If you can follow an IKEA instruction sheet without screaming at the family, you can grow microgreens at a commercial level in Calumet Park. The steps are about that difficulty: open the box, lay out the parts, follow the picture, repeat. Trays are the bookcase. Seed is the dowels.

If you ever did struggle with the IKEA bookshelf, that is exactly why Glappy lives inside the app. Glappy is the in-app coach that breaks every step down barney style, in your own language, from "how do I plant my first tray" to "why is this tray going leggy at day five and what do I do about it tonight." Type the question, get a step-by-step answer. There is no question too basic. The whole point is that a Calumet Park grower starting today is not on their own.

What you are not buying

You are not buying a course. You are not buying a hype product. You are not buying seed from us, and you are not buying trays from us. We do not sell either. Grown Like A Pro is the operating system you run your Calumet Park farm on. The growing happens in your basement.

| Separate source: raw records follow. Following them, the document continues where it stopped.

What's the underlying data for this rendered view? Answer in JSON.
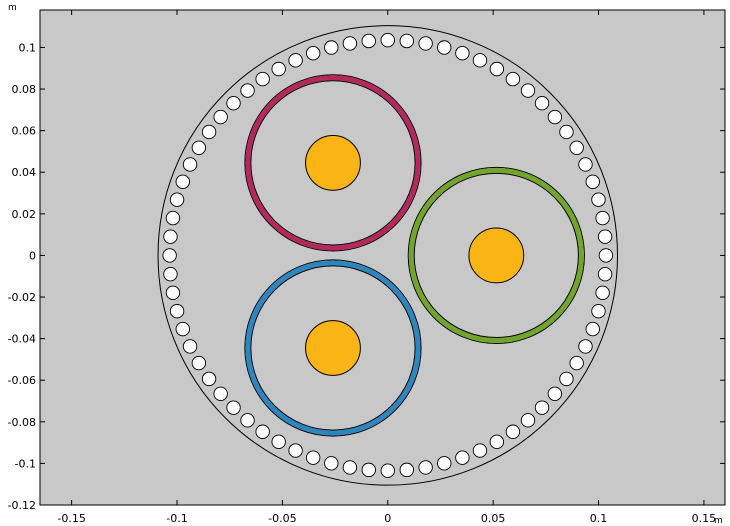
{
  "chart_data": {
    "type": "diagram",
    "title": "",
    "x_unit": "m",
    "y_unit": "m",
    "xlim": [
      -0.165,
      0.16
    ],
    "ylim": [
      -0.12,
      0.118
    ],
    "x_ticks": [
      -0.15,
      -0.1,
      -0.05,
      0,
      0.05,
      0.1,
      0.15
    ],
    "y_ticks": [
      0.1,
      0.08,
      0.06,
      0.04,
      0.02,
      0,
      -0.02,
      -0.04,
      -0.06,
      -0.08,
      -0.1,
      -0.12
    ],
    "x_tick_labels": [
      "-0.15",
      "-0.1",
      "-0.05",
      "0",
      "0.05",
      "0.1",
      "0.15"
    ],
    "y_tick_labels": [
      "0.1",
      "0.08",
      "0.06",
      "0.04",
      "0.02",
      "0",
      "-0.02",
      "-0.04",
      "-0.06",
      "-0.08",
      "-0.1",
      "-0.12"
    ],
    "outer_circle": {
      "cx": 0.0,
      "cy": 0.0,
      "r": 0.109
    },
    "armour_ring": {
      "count": 72,
      "ring_radius": 0.1035,
      "wire_radius": 0.0032
    },
    "phases": [
      {
        "cx": -0.026,
        "cy": 0.0445,
        "r": 0.0418,
        "conductor_r": 0.013,
        "color": "#b5285e"
      },
      {
        "cx": 0.0515,
        "cy": 0.0,
        "r": 0.0418,
        "conductor_r": 0.013,
        "color": "#71a62b"
      },
      {
        "cx": -0.026,
        "cy": -0.0445,
        "r": 0.0418,
        "conductor_r": 0.013,
        "color": "#2e86c1"
      }
    ],
    "colors": {
      "background": "#c8c8c8",
      "conductor": "#fbb416",
      "wire_fill": "#ffffff",
      "outline": "#000000"
    }
  }
}
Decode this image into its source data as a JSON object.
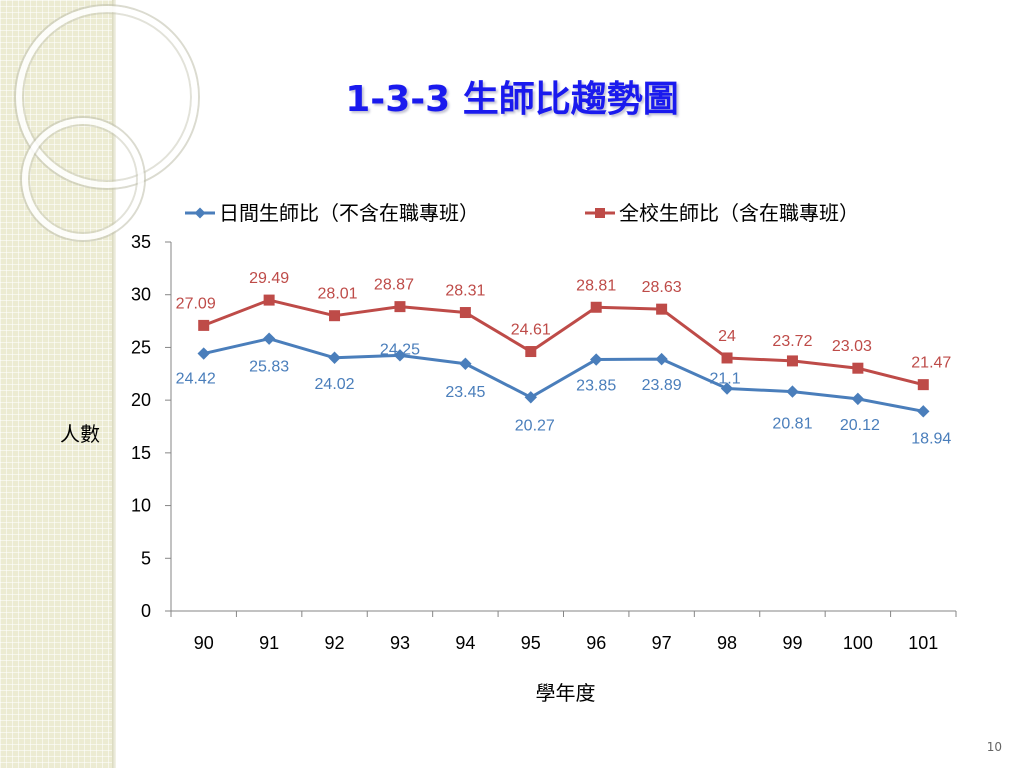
{
  "slide": {
    "title": "1-3-3 生師比趨勢圖",
    "page_number": "10"
  },
  "colors": {
    "series1": "#4a7ebb",
    "series2": "#be4b48",
    "axis": "#868686",
    "title": "#1a1aee"
  },
  "chart_data": {
    "type": "line",
    "title": "",
    "xlabel": "學年度",
    "ylabel": "人數",
    "categories": [
      "90",
      "91",
      "92",
      "93",
      "94",
      "95",
      "96",
      "97",
      "98",
      "99",
      "100",
      "101"
    ],
    "ylim": [
      0,
      35
    ],
    "yticks": [
      0,
      5,
      10,
      15,
      20,
      25,
      30,
      35
    ],
    "grid": false,
    "legend_position": "top",
    "series": [
      {
        "name": "日間生師比（不含在職專班）",
        "marker": "diamond",
        "values": [
          24.42,
          25.83,
          24.02,
          24.25,
          23.45,
          20.27,
          23.85,
          23.89,
          21.1,
          20.81,
          20.12,
          18.94
        ],
        "labels": [
          "24.42",
          "25.83",
          "24.02",
          "24.25",
          "23.45",
          "20.27",
          "23.85",
          "23.89",
          "21.1",
          "20.81",
          "20.12",
          "18.94"
        ]
      },
      {
        "name": "全校生師比（含在職專班）",
        "marker": "square",
        "values": [
          27.09,
          29.49,
          28.01,
          28.87,
          28.31,
          24.61,
          28.81,
          28.63,
          24,
          23.72,
          23.03,
          21.47
        ],
        "labels": [
          "27.09",
          "29.49",
          "28.01",
          "28.87",
          "28.31",
          "24.61",
          "28.81",
          "28.63",
          "24",
          "23.72",
          "23.03",
          "21.47"
        ]
      }
    ]
  }
}
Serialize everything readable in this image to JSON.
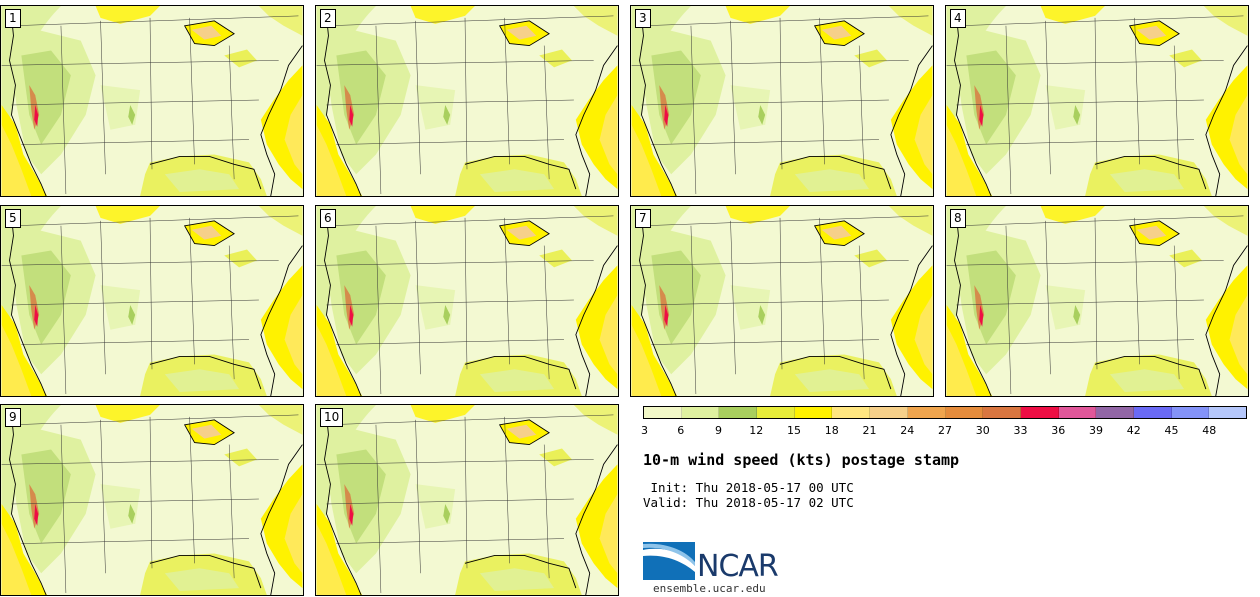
{
  "stamps": [
    {
      "label": "1"
    },
    {
      "label": "2"
    },
    {
      "label": "3"
    },
    {
      "label": "4"
    },
    {
      "label": "5"
    },
    {
      "label": "6"
    },
    {
      "label": "7"
    },
    {
      "label": "8"
    },
    {
      "label": "9"
    },
    {
      "label": "10"
    }
  ],
  "colorbar": {
    "colors": [
      "#f2f8c8",
      "#dff1a0",
      "#a9cf5e",
      "#e7ed3a",
      "#fff200",
      "#ffe680",
      "#f6d08a",
      "#f0a54e",
      "#e58c3c",
      "#d97640",
      "#ee0e44",
      "#e1579a",
      "#9266a6",
      "#6a6af5",
      "#8493f8",
      "#b5c7fb"
    ],
    "ticks": [
      "3",
      "6",
      "9",
      "12",
      "15",
      "18",
      "21",
      "24",
      "27",
      "30",
      "33",
      "36",
      "39",
      "42",
      "45",
      "48"
    ]
  },
  "title": "10-m wind speed (kts) postage stamp",
  "init": " Init: Thu 2018-05-17 00 UTC",
  "valid": "Valid: Thu 2018-05-17 02 UTC",
  "logo": {
    "text": "NCAR",
    "url": "ensemble.ucar.edu"
  }
}
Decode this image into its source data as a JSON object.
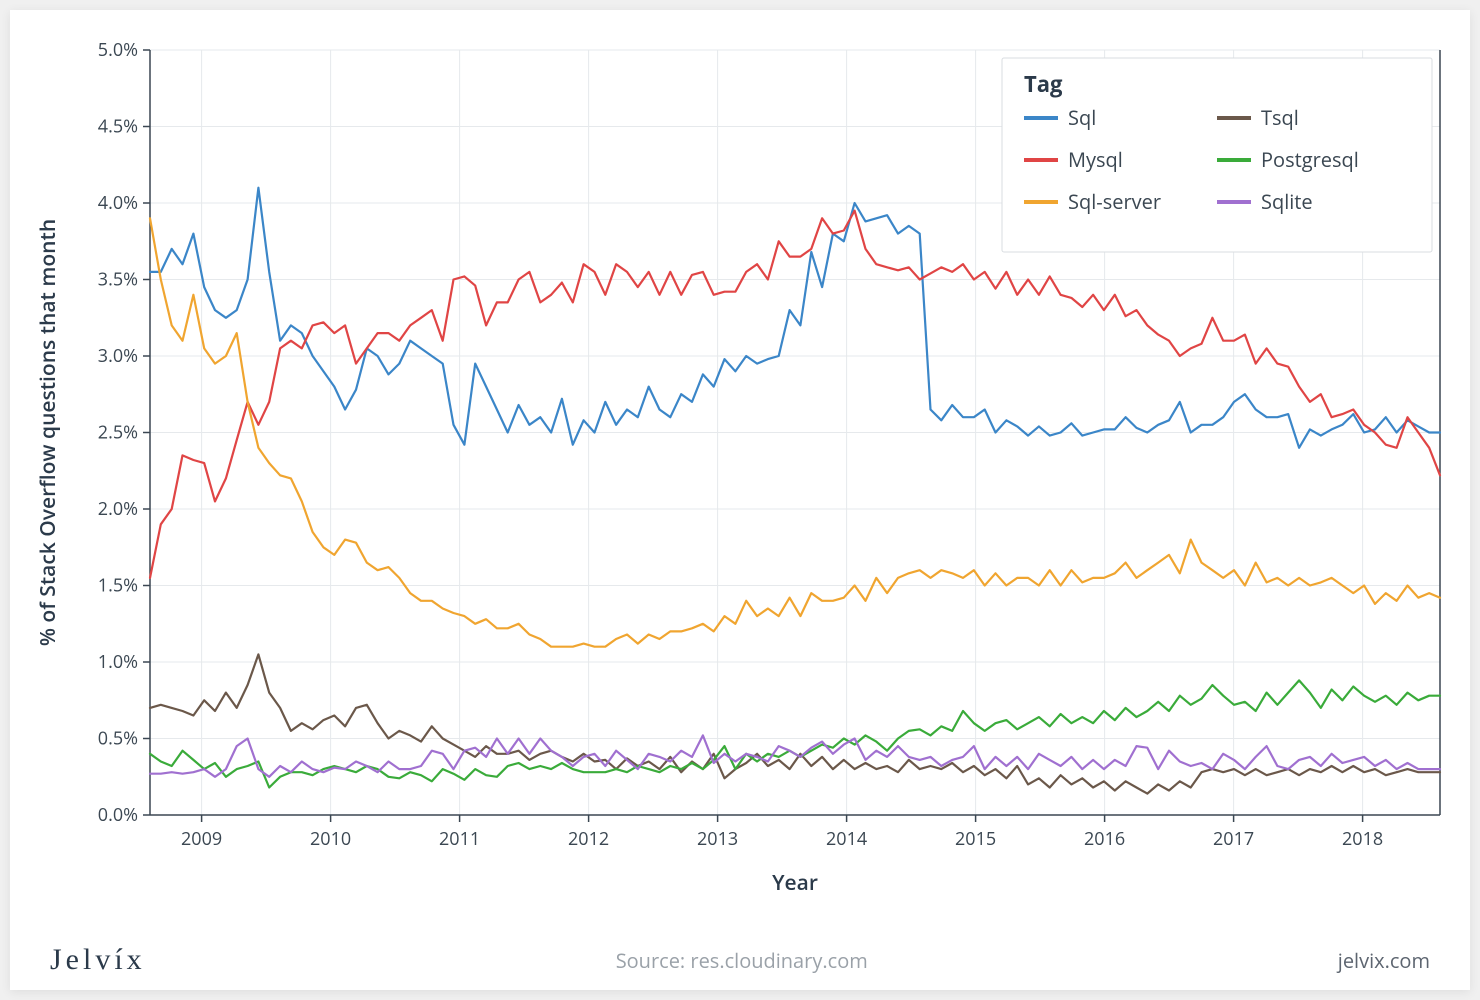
{
  "chart": {
    "type": "line",
    "background_color": "#ffffff",
    "plot_border_color": "#3b4752",
    "grid_color": "#e6e9ec",
    "line_width": 2.2,
    "x": {
      "label": "Year",
      "min": 2008.6,
      "max": 2018.6,
      "ticks": [
        2009,
        2010,
        2011,
        2012,
        2013,
        2014,
        2015,
        2016,
        2017,
        2018
      ],
      "tick_format": "int"
    },
    "y": {
      "label": "% of Stack Overflow questions that month",
      "min": 0.0,
      "max": 5.0,
      "ticks": [
        0.0,
        0.5,
        1.0,
        1.5,
        2.0,
        2.5,
        3.0,
        3.5,
        4.0,
        4.5,
        5.0
      ],
      "tick_format": "pct1"
    },
    "legend": {
      "title": "Tag",
      "columns": 2,
      "position": "top-right"
    },
    "series": [
      {
        "name": "Sql",
        "color": "#3b86c8",
        "values": [
          3.55,
          3.55,
          3.7,
          3.6,
          3.8,
          3.45,
          3.3,
          3.25,
          3.3,
          3.5,
          4.1,
          3.55,
          3.1,
          3.2,
          3.15,
          3.0,
          2.9,
          2.8,
          2.65,
          2.78,
          3.05,
          3.0,
          2.88,
          2.95,
          3.1,
          3.05,
          3.0,
          2.95,
          2.55,
          2.42,
          2.95,
          2.8,
          2.65,
          2.5,
          2.68,
          2.55,
          2.6,
          2.5,
          2.72,
          2.42,
          2.58,
          2.5,
          2.7,
          2.55,
          2.65,
          2.6,
          2.8,
          2.65,
          2.6,
          2.75,
          2.7,
          2.88,
          2.8,
          2.98,
          2.9,
          3.0,
          2.95,
          2.98,
          3.0,
          3.3,
          3.2,
          3.68,
          3.45,
          3.8,
          3.75,
          4.0,
          3.88,
          3.9,
          3.92,
          3.8,
          3.85,
          3.8,
          2.65,
          2.58,
          2.68,
          2.6,
          2.6,
          2.65,
          2.5,
          2.58,
          2.54,
          2.48,
          2.54,
          2.48,
          2.5,
          2.56,
          2.48,
          2.5,
          2.52,
          2.52,
          2.6,
          2.53,
          2.5,
          2.55,
          2.58,
          2.7,
          2.5,
          2.55,
          2.55,
          2.6,
          2.7,
          2.75,
          2.65,
          2.6,
          2.6,
          2.62,
          2.4,
          2.52,
          2.48,
          2.52,
          2.55,
          2.62,
          2.5,
          2.52,
          2.6,
          2.5,
          2.58,
          2.54,
          2.5,
          2.5
        ]
      },
      {
        "name": "Mysql",
        "color": "#e04545",
        "values": [
          1.55,
          1.9,
          2.0,
          2.35,
          2.32,
          2.3,
          2.05,
          2.2,
          2.45,
          2.7,
          2.55,
          2.7,
          3.05,
          3.1,
          3.05,
          3.2,
          3.22,
          3.15,
          3.2,
          2.95,
          3.05,
          3.15,
          3.15,
          3.1,
          3.2,
          3.25,
          3.3,
          3.1,
          3.5,
          3.52,
          3.46,
          3.2,
          3.35,
          3.35,
          3.5,
          3.55,
          3.35,
          3.4,
          3.48,
          3.35,
          3.6,
          3.55,
          3.4,
          3.6,
          3.55,
          3.45,
          3.55,
          3.4,
          3.55,
          3.4,
          3.53,
          3.55,
          3.4,
          3.42,
          3.42,
          3.55,
          3.6,
          3.5,
          3.75,
          3.65,
          3.65,
          3.7,
          3.9,
          3.8,
          3.82,
          3.95,
          3.7,
          3.6,
          3.58,
          3.56,
          3.58,
          3.5,
          3.54,
          3.58,
          3.55,
          3.6,
          3.5,
          3.55,
          3.44,
          3.55,
          3.4,
          3.5,
          3.4,
          3.52,
          3.4,
          3.38,
          3.32,
          3.4,
          3.3,
          3.4,
          3.26,
          3.3,
          3.2,
          3.14,
          3.1,
          3.0,
          3.05,
          3.08,
          3.25,
          3.1,
          3.1,
          3.14,
          2.95,
          3.05,
          2.95,
          2.93,
          2.8,
          2.7,
          2.75,
          2.6,
          2.62,
          2.65,
          2.55,
          2.5,
          2.42,
          2.4,
          2.6,
          2.5,
          2.4,
          2.22
        ]
      },
      {
        "name": "Sql-server",
        "color": "#f0a530",
        "values": [
          3.9,
          3.5,
          3.2,
          3.1,
          3.4,
          3.05,
          2.95,
          3.0,
          3.15,
          2.7,
          2.4,
          2.3,
          2.22,
          2.2,
          2.05,
          1.85,
          1.75,
          1.7,
          1.8,
          1.78,
          1.65,
          1.6,
          1.62,
          1.55,
          1.45,
          1.4,
          1.4,
          1.35,
          1.32,
          1.3,
          1.25,
          1.28,
          1.22,
          1.22,
          1.25,
          1.18,
          1.15,
          1.1,
          1.1,
          1.1,
          1.12,
          1.1,
          1.1,
          1.15,
          1.18,
          1.12,
          1.18,
          1.15,
          1.2,
          1.2,
          1.22,
          1.25,
          1.2,
          1.3,
          1.25,
          1.4,
          1.3,
          1.35,
          1.3,
          1.42,
          1.3,
          1.45,
          1.4,
          1.4,
          1.42,
          1.5,
          1.4,
          1.55,
          1.45,
          1.55,
          1.58,
          1.6,
          1.55,
          1.6,
          1.58,
          1.55,
          1.6,
          1.5,
          1.58,
          1.5,
          1.55,
          1.55,
          1.5,
          1.6,
          1.5,
          1.6,
          1.52,
          1.55,
          1.55,
          1.58,
          1.65,
          1.55,
          1.6,
          1.65,
          1.7,
          1.58,
          1.8,
          1.65,
          1.6,
          1.55,
          1.6,
          1.5,
          1.65,
          1.52,
          1.55,
          1.5,
          1.55,
          1.5,
          1.52,
          1.55,
          1.5,
          1.45,
          1.5,
          1.38,
          1.45,
          1.4,
          1.5,
          1.42,
          1.45,
          1.42
        ]
      },
      {
        "name": "Tsql",
        "color": "#6b584a",
        "values": [
          0.7,
          0.72,
          0.7,
          0.68,
          0.65,
          0.75,
          0.68,
          0.8,
          0.7,
          0.85,
          1.05,
          0.8,
          0.7,
          0.55,
          0.6,
          0.56,
          0.62,
          0.65,
          0.58,
          0.7,
          0.72,
          0.6,
          0.5,
          0.55,
          0.52,
          0.48,
          0.58,
          0.5,
          0.46,
          0.42,
          0.38,
          0.45,
          0.4,
          0.4,
          0.42,
          0.36,
          0.4,
          0.42,
          0.38,
          0.35,
          0.4,
          0.35,
          0.36,
          0.3,
          0.37,
          0.32,
          0.35,
          0.3,
          0.38,
          0.28,
          0.35,
          0.3,
          0.4,
          0.24,
          0.3,
          0.34,
          0.4,
          0.32,
          0.36,
          0.3,
          0.4,
          0.32,
          0.38,
          0.3,
          0.36,
          0.3,
          0.34,
          0.3,
          0.32,
          0.28,
          0.36,
          0.3,
          0.32,
          0.3,
          0.34,
          0.28,
          0.32,
          0.26,
          0.3,
          0.24,
          0.32,
          0.2,
          0.24,
          0.18,
          0.26,
          0.2,
          0.24,
          0.18,
          0.22,
          0.16,
          0.22,
          0.18,
          0.14,
          0.2,
          0.16,
          0.22,
          0.18,
          0.28,
          0.3,
          0.28,
          0.3,
          0.26,
          0.3,
          0.26,
          0.28,
          0.3,
          0.26,
          0.3,
          0.28,
          0.32,
          0.28,
          0.32,
          0.28,
          0.3,
          0.26,
          0.28,
          0.3,
          0.28,
          0.28,
          0.28
        ]
      },
      {
        "name": "Postgresql",
        "color": "#3aab3a",
        "values": [
          0.4,
          0.35,
          0.32,
          0.42,
          0.36,
          0.3,
          0.34,
          0.25,
          0.3,
          0.32,
          0.35,
          0.18,
          0.25,
          0.28,
          0.28,
          0.26,
          0.3,
          0.32,
          0.3,
          0.28,
          0.32,
          0.3,
          0.25,
          0.24,
          0.28,
          0.26,
          0.22,
          0.3,
          0.27,
          0.23,
          0.3,
          0.26,
          0.25,
          0.32,
          0.34,
          0.3,
          0.32,
          0.3,
          0.34,
          0.3,
          0.28,
          0.28,
          0.28,
          0.3,
          0.28,
          0.32,
          0.3,
          0.28,
          0.32,
          0.3,
          0.34,
          0.3,
          0.36,
          0.45,
          0.3,
          0.4,
          0.35,
          0.4,
          0.38,
          0.42,
          0.38,
          0.42,
          0.46,
          0.44,
          0.5,
          0.46,
          0.52,
          0.48,
          0.42,
          0.5,
          0.55,
          0.56,
          0.52,
          0.58,
          0.55,
          0.68,
          0.6,
          0.55,
          0.6,
          0.62,
          0.56,
          0.6,
          0.64,
          0.58,
          0.66,
          0.6,
          0.64,
          0.6,
          0.68,
          0.62,
          0.7,
          0.64,
          0.68,
          0.74,
          0.68,
          0.78,
          0.72,
          0.76,
          0.85,
          0.78,
          0.72,
          0.74,
          0.68,
          0.8,
          0.72,
          0.8,
          0.88,
          0.8,
          0.7,
          0.82,
          0.75,
          0.84,
          0.78,
          0.74,
          0.78,
          0.72,
          0.8,
          0.75,
          0.78,
          0.78
        ]
      },
      {
        "name": "Sqlite",
        "color": "#a070d0",
        "values": [
          0.27,
          0.27,
          0.28,
          0.27,
          0.28,
          0.3,
          0.25,
          0.3,
          0.45,
          0.5,
          0.3,
          0.25,
          0.32,
          0.28,
          0.35,
          0.3,
          0.28,
          0.31,
          0.3,
          0.35,
          0.32,
          0.28,
          0.35,
          0.3,
          0.3,
          0.32,
          0.42,
          0.4,
          0.3,
          0.42,
          0.44,
          0.38,
          0.5,
          0.4,
          0.5,
          0.4,
          0.5,
          0.42,
          0.38,
          0.32,
          0.38,
          0.4,
          0.32,
          0.42,
          0.36,
          0.3,
          0.4,
          0.38,
          0.35,
          0.42,
          0.38,
          0.52,
          0.34,
          0.4,
          0.35,
          0.4,
          0.38,
          0.35,
          0.45,
          0.42,
          0.38,
          0.44,
          0.48,
          0.4,
          0.46,
          0.5,
          0.36,
          0.42,
          0.38,
          0.45,
          0.38,
          0.36,
          0.38,
          0.32,
          0.36,
          0.38,
          0.45,
          0.3,
          0.38,
          0.32,
          0.38,
          0.3,
          0.4,
          0.36,
          0.32,
          0.38,
          0.3,
          0.36,
          0.3,
          0.36,
          0.32,
          0.45,
          0.44,
          0.3,
          0.42,
          0.35,
          0.32,
          0.34,
          0.3,
          0.4,
          0.36,
          0.3,
          0.38,
          0.45,
          0.32,
          0.3,
          0.36,
          0.38,
          0.32,
          0.4,
          0.34,
          0.36,
          0.38,
          0.32,
          0.36,
          0.3,
          0.34,
          0.3,
          0.3,
          0.3
        ]
      }
    ]
  },
  "footer": {
    "logo": "Jelvíx",
    "source_prefix": "Source: ",
    "source": "res.cloudinary.com",
    "site": "jelvix.com"
  }
}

Try Grown Like A Pro free for 30 days →

Calumet Park microgreen FAQ

How much can I make growing microgreens in Calumet Park?
A working microgreen farm in Calumet Park produces $3,000 to $8,000 per month within 90 days of starting. The math: 100 trays per week, $20 to $30 net revenue per tray, harvested in a basement, garage, or spare room. The ceiling is set by how many restaurants and farmers market customers you can serve, not by the growing setup.
Is it legal to sell microgreens in IL?
Yes. In most of Illinois, microgreens fall under the state's cottage food law for direct-to-consumer retail at farmers markets and to private customers. Restaurant wholesale typically requires a basic food handler permit. Verify with the Illinois Department of Agriculture before you sign a wholesale contract.
What microgreens sell best in Calumet Park?
Sunflower, pea shoots, and radish are the three highest-volume sellers in nearly every U.S. city, including Calumet Park. Broccoli is the highest-margin variety because of its sulforaphane reputation with health-focused buyers. Specialty varieties like amaranth and shiso command premium pricing from chef-driven restaurants.
How much space do I need to grow microgreens in Calumet Park?
A 10 by 10 foot room with two shelving units holds 60 to 80 active trays, which is enough to produce $3,000 to $5,000 per month. A basement, garage corner, spare bedroom, or sunroom all work in Calumet Park's climate. Vertical shelving is the fastest path to higher revenue per square foot.
What is the best app for tracking microgreen production in Calumet Park?
Grown Like A Pro is the operating system used by working microgreen farms in Calumet Park. It handles seed density math, watering schedules, harvest timing, inventory, customer orders, and the financial side. Free 30-day trial with no credit card.
How long does it take to learn to grow microgreens commercially?
Most growers in Calumet Park are selling their first trays within 30 days of starting. Commercial proficiency, meaning you can run 50-plus trays per week without losing crops to mold or under-seeding, takes 60 to 90 days. The seed density and watering math is the single biggest predictor of how fast you get there.
Do I need a license to sell microgreens in Calumet Park?
For farmers market and direct-to-consumer sales in Calumet Park, most growers operate under Illinois's cottage food law with no special license. For wholesale to restaurants and grocery stores, you typically need a basic food handler permit, a sales tax permit, and depending on volume, an inspection from your county health department.
How do I price microgreens to restaurants in Calumet Park?
Restaurant wholesale in Calumet Park runs $1.50 to $2.50 per ounce for standard varieties, $3 to $5 per ounce for specialty varieties like shiso, micro basil, or amaranth. Sell by the pound for repeat accounts. Local fresh commands a premium over the shipped-in product that most Calumet Park restaurants currently buy.

Related guides

Once you have the Calumet Park math in your head, the next read is the density chart that drives every tray you plant.